火照った頬に口付け、荒い欲に擦れた吐息で繰り返し意味も無く繰り返す。
……その言葉の本当の意味も知らないくせに。
「ルル…っ…愛してる……」
「ぅ…はぁ……お、れも…愛して…っひ、ぁあ!」
意味を知らないと分かっていながら、それでも途切れ途切れに返される言葉に思考は白く弾ける。
「ルル…っルルーシュ……!」
その衝動のままに貪れば、か細い悲鳴を喉から零して涙に濡れた瞳と合えばもう、何も考えられずにルルーシュを奪って自分の快楽を求める事しか出来なくなる。
「やぁぁあ…っぁ、あ――――――!!」
腰を大きくクラインドさせ、ルルーシュの弱い場所を強く突き上げれば殊更強く締め付けられて、最奥に劣情を注ぎ込んだ。
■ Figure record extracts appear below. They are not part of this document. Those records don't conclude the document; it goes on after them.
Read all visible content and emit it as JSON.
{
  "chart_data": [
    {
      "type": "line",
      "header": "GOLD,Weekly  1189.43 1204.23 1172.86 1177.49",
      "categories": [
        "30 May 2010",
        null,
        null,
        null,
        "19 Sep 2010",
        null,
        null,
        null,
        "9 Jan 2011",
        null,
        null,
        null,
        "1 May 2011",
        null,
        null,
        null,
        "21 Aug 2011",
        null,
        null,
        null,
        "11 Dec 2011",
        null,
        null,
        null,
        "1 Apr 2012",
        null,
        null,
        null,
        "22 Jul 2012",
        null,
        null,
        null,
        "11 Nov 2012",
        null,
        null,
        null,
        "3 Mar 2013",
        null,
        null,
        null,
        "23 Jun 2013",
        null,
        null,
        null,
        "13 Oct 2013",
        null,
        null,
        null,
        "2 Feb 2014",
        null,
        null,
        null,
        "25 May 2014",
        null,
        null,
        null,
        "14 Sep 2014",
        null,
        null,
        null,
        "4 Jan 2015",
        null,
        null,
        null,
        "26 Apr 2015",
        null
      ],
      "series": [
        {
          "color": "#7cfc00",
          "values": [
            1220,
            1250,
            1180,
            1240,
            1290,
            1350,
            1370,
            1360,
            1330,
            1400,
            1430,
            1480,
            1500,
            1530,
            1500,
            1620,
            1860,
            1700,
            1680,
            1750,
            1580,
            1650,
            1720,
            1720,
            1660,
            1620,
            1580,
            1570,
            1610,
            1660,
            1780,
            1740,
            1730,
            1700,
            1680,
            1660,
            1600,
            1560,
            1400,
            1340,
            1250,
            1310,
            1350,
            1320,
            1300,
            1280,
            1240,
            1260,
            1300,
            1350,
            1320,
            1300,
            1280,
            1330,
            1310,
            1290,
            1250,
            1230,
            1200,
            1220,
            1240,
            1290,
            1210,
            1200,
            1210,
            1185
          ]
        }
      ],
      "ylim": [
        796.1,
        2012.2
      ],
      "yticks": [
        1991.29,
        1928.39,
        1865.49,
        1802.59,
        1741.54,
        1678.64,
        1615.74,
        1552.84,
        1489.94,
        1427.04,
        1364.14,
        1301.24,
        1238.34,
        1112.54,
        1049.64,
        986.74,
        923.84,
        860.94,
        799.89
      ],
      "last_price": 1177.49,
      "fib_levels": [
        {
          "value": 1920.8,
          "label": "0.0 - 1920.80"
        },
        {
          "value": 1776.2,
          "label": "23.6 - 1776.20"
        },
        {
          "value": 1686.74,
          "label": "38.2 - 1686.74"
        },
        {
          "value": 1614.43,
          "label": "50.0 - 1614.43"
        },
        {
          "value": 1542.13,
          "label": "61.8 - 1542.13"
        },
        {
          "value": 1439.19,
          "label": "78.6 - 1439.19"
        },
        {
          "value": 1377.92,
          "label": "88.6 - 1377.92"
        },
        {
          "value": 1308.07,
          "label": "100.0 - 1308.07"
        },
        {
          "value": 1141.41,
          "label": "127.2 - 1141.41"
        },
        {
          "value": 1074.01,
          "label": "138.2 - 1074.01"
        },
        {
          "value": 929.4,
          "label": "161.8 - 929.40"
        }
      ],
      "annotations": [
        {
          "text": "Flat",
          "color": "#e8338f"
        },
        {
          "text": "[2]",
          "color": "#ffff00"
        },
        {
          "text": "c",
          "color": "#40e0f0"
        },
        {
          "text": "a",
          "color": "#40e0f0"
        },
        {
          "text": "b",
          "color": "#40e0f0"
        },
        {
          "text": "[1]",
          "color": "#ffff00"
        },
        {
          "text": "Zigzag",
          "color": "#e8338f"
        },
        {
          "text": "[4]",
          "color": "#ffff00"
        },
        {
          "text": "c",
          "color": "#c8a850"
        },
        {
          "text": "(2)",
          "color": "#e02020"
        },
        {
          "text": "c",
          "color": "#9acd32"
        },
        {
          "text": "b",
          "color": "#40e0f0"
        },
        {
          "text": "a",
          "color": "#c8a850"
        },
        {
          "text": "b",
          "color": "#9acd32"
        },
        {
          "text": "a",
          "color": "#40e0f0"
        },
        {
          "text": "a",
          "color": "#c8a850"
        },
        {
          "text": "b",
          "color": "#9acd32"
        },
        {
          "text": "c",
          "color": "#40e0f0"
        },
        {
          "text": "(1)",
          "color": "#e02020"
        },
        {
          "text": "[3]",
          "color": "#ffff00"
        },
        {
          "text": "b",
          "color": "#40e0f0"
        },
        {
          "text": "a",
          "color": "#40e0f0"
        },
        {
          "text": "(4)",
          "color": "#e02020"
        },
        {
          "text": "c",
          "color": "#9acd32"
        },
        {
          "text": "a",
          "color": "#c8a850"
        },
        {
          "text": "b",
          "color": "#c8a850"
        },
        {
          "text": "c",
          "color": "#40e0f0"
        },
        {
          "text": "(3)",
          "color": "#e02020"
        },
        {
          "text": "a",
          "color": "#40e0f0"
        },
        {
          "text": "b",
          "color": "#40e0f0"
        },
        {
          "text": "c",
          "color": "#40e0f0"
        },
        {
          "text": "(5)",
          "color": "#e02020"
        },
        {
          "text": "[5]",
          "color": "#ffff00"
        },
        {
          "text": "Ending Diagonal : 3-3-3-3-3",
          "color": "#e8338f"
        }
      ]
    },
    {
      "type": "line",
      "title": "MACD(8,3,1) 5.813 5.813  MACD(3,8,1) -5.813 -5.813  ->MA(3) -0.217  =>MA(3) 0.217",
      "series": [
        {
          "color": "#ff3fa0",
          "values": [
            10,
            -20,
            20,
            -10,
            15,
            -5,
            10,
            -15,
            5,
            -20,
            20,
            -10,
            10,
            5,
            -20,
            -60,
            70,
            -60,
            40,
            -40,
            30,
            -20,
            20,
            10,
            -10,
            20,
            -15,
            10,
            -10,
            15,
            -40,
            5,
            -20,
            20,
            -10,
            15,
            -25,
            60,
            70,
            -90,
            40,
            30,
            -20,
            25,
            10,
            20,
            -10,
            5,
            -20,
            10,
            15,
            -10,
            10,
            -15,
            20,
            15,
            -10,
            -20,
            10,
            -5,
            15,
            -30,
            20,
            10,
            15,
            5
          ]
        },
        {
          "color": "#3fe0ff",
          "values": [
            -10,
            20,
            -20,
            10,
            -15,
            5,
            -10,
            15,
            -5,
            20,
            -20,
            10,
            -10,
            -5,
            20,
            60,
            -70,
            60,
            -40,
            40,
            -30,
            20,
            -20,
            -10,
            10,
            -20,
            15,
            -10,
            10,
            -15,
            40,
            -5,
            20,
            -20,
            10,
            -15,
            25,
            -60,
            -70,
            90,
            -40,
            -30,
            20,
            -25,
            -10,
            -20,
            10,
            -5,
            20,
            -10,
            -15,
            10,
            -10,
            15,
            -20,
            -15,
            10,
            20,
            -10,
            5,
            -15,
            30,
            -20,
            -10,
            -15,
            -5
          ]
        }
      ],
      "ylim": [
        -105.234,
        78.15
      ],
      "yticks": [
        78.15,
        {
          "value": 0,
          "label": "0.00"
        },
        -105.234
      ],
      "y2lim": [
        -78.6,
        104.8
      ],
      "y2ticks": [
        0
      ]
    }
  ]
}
砂時計のようにさらさらと足元からゆっくりと、優しい嘘がこの関係を壊そうとしている。
それでも、もう少しだけ罪から逃れさせて下さい。
憎んで、存在を否定する事でしか執着する事を知らなくてゴメン。
こんな壊すだけの愛しかしらなくてゴメン。
それでも、愛する事を止められないのは僕の罪と罰だから。